Skip to content

CPP: IR inconsistency with global variable and address-of related to constant-folding(?) #21241

@intrigus-lgtm

Description

@intrigus-lgtm

Hey, I was trying to understand why my query didn't find specific alerts.
Basically, I wanted to find uses of &foo which are being checked for whether it is (un)equal to NULL, because &foo should never be NULL in UB-free code (as far as I understand the standard).
However, it failed for if (&global_var == NULL) while it works for if (&global_var) and local variables and parameter variables.

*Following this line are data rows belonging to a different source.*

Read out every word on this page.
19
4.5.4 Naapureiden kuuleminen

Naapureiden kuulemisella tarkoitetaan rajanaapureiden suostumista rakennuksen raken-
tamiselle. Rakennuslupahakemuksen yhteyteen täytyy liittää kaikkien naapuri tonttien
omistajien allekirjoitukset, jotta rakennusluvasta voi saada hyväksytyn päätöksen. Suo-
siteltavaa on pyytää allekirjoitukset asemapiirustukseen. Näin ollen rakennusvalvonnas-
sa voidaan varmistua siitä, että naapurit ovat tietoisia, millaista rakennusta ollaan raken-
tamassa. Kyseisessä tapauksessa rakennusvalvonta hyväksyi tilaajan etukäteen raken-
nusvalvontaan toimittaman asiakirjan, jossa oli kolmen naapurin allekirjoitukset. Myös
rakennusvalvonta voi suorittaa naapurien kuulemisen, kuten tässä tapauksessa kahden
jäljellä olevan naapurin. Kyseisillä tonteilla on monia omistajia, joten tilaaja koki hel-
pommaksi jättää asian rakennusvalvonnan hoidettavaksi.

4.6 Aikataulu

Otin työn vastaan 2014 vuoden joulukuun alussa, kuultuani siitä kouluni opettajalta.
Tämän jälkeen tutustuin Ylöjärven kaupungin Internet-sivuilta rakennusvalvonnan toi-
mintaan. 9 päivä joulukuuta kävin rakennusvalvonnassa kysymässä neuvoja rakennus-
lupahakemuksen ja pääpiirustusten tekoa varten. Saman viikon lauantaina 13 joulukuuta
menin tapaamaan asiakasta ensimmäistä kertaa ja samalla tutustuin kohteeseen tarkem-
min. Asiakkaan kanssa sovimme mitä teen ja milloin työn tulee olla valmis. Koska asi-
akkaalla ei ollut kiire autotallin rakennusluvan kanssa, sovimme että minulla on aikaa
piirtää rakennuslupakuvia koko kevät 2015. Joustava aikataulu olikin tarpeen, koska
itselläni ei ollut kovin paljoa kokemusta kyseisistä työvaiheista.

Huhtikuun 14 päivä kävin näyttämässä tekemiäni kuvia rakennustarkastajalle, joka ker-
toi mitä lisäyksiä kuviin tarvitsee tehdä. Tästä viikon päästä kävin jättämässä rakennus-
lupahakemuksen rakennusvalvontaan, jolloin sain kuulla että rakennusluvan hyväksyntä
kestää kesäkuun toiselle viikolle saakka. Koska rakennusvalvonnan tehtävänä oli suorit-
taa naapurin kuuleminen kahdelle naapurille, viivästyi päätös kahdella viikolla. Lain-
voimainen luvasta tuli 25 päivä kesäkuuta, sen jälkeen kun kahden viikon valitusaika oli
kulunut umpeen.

(I thought that maybe CodeQL does some similar optimizations where it knows that &foo is always non-NULL (but only for global variables) and that's why it's not being detected, but that doesn't really make sense, because equivalent formulations were also not detected)
So I looked at the IR graph using this query:

/**
 * @name ff
 * @description aa
 * @kind graph
 * @id aaaaa
 * @tags security
 */

import cpp
import semmle.code.cpp.ir.IR
import semmle.code.cpp.ir.PrintIR
import semmle.code.cpp.Declaration

private class Foo extends PrintIRConfiguration {
  override predicate shouldPrintDeclaration(Declaration decl) {
    decl.(Function).getName() = "test_global_variables"
  }
}

and then running codeql database analyze --format=dot --output=lol.dot PATH_TO_TEST_DB IR_Print.ql which gave me the dot file in this issue.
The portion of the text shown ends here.